Soif d’avenir

Dans l’Etat indien du Maharashtra, les petits paysans pauvres bénéficient d’un soutien national mais se heurtent fréquemment à des problèmes de bureaucratie. SWISSAID leur apporte son aide pour les formalités, ce qui leur permet d’améliorer leurs récoltes et leurs productions tout en ménageant leur porte-monnaie.

Des sols fertiles, d’abondantes récoltes et un climat prévisible apportant suffisamment de pluie: tout cela n’est malheureusement pas donné aux paysannes et paysans de l’Etat indien du Maharashtra. Dans les districts de Wardha et de Yavatmal, les paysans se battent contre de longues périodes de sécheresse, d’irrégulières et fortes pluies, des frais de production élevés et des récoltes de plus en plus maigres. Des hommes meurent des suites de la sécheresse et des inondations – d’autres, plus nombreux encore,  décident de s’ôter la vie, car ils n’ont plus d’espoir pour leur avenir.

L'agroécologie à la rescousse

La misère de la population rurale est énorme et il ne leur est pas possible de faire des prévisions météo précises. Les familles de paysans essaient de mieux se prémunir contre l’instabilité du climat en se convertissant à des méthodes d’agriculture écologique, par exemple en semant différentes espèces dans leurs champs et leurs jardins. Cela leur offre une plus grande variété d’aliments et leur permet de baisser leurs frais de production et gagner quelques roupies supplémentaires au marché en cas de récolte excédentaire.

Du courage pour changer

Après plusieurs années d’agriculture conventionnelle utilisant de grandes quantités d’engrais et de pesticides, il faut du courage pour changer.
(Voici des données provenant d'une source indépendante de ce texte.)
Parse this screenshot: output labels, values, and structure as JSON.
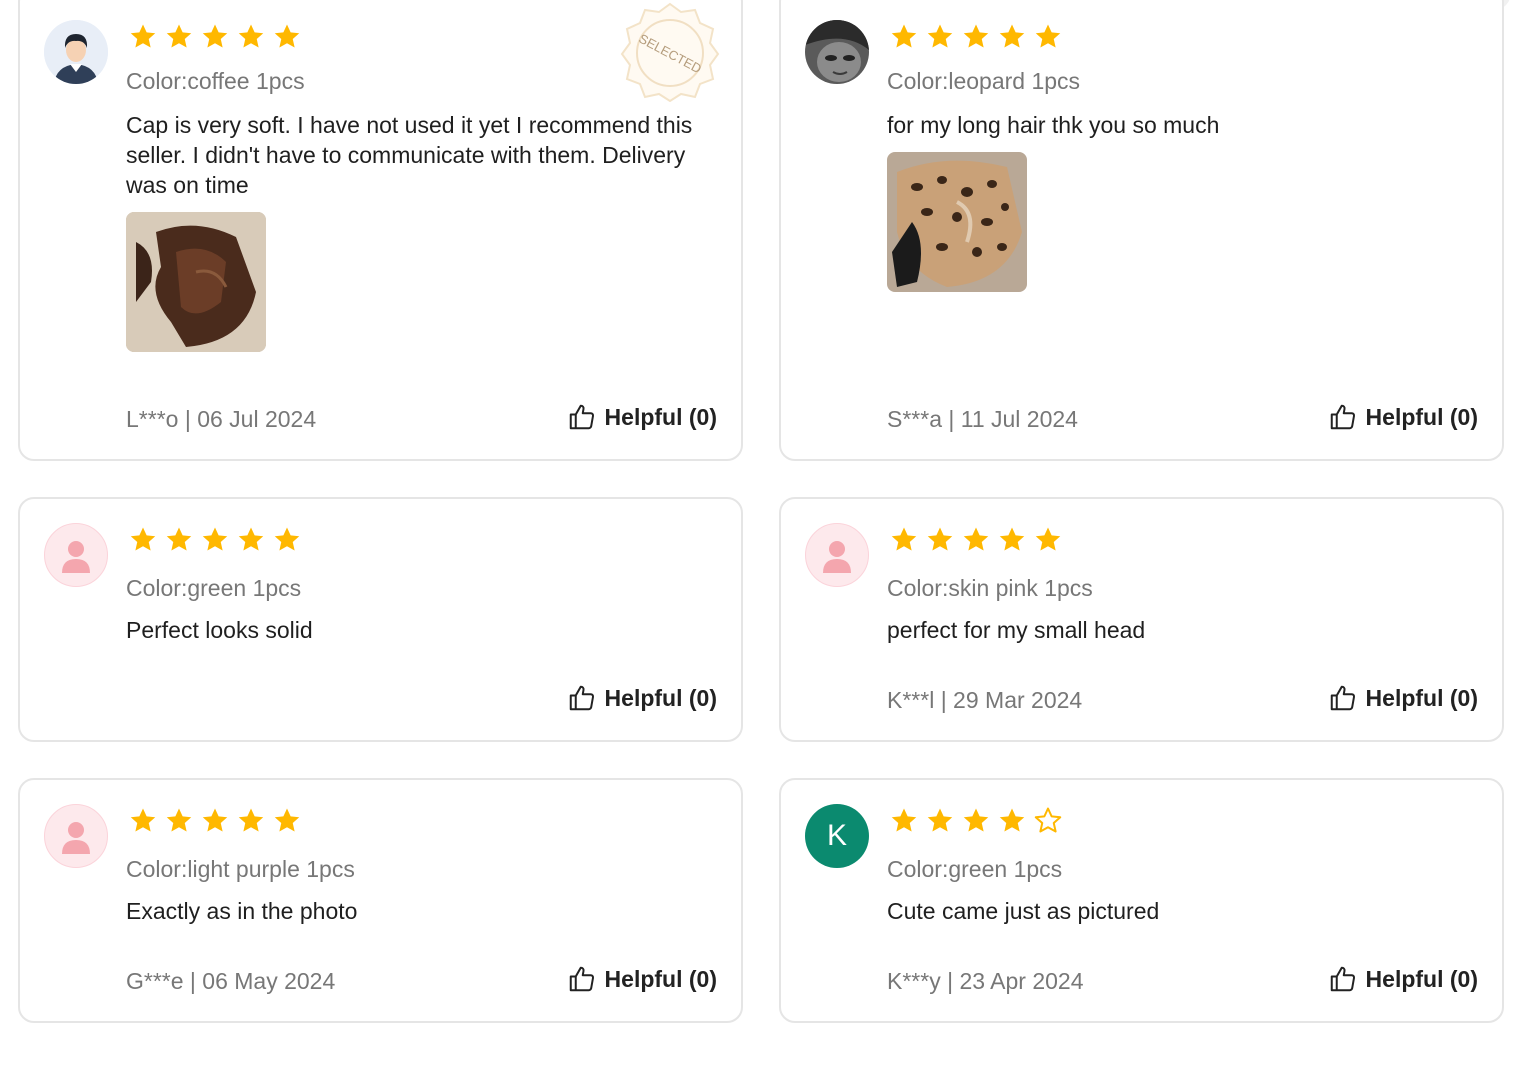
{
  "colors": {
    "star": "#FFB800",
    "star_empty_stroke": "#FFB800",
    "k_avatar_bg": "#0b8a6f"
  },
  "reviews": [
    {
      "stars": 5,
      "color": "Color:coffee 1pcs",
      "text": "Cap is very soft. I have not used it yet I recommend this seller. I didn't have to communicate with them. Delivery was on time",
      "author_date": "L***o | 06 Jul 2024",
      "helpful": "Helpful (0)",
      "avatar": "man-avatar-icon",
      "stamp": "SELECTED",
      "has_photo": true
    },
    {
      "stars": 5,
      "color": "Color:leopard 1pcs",
      "text": "for my long hair thk you so much",
      "author_date": "S***a | 11 Jul 2024",
      "helpful": "Helpful (0)",
      "avatar": "user-photo-avatar",
      "has_photo": true
    },
    {
      "stars": 5,
      "color": "Color:green 1pcs",
      "text": "Perfect looks solid",
      "author_date": "",
      "helpful": "Helpful (0)",
      "avatar": "default-user-icon"
    },
    {
      "stars": 5,
      "color": "Color:skin pink 1pcs",
      "text": "perfect for my small head",
      "author_date": "K***l | 29 Mar 2024",
      "helpful": "Helpful (0)",
      "avatar": "default-user-icon"
    },
    {
      "stars": 5,
      "color": "Color:light purple 1pcs",
      "text": "Exactly as in the photo",
      "author_date": "G***e | 06 May 2024",
      "helpful": "Helpful (0)",
      "avatar": "default-user-icon"
    },
    {
      "stars": 4,
      "color": "Color:green 1pcs",
      "text": "Cute came just as pictured",
      "author_date": "K***y | 23 Apr 2024",
      "helpful": "Helpful (0)",
      "avatar": "letter-avatar",
      "avatar_letter": "K"
    }
  ]
}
Grâce à ses connaissances en agroécologie et son soutien aux artisans, l’organisation partenaire de SWISSAID soutient 1’765 volontaires souhaitant se reconvertir, mène des cultures tests dans des champs expérimentaux et encourage les villageois à travailler ensemble pour atteindre leurs objectifs.

Les 5 règles d’or dans les champs

Des méthodes agroécologiques qui ménagent les sols, le climat et le portemonnaie  - cela semble bien attrayant mais n’est pas encore très concret. A Wardha et Yavatmal, 1’029 paysannes et paysans ont mis en pratique les 5 règles suivantes:

  1. Ils utilisent des semences locales, naturellement plus résistantes.
  2. Ils sèment différentes espèces dans leurs champs et leurs jardins (la polyculture).
  3. Ils utilisent des pesticides biologiques contre les nuisibles et les maladies.
  4. Ils entretiennent leurs sols, par exemple avec du compost.
  5. Ils protègent leurs points d’eau.

Ces 5 règles d’or n’amènent bien entendu pas de miracle, mais conduisent à de modestes mais solides résultats: la moitié des paysans ont ainsi pu réduire leurs frais de production.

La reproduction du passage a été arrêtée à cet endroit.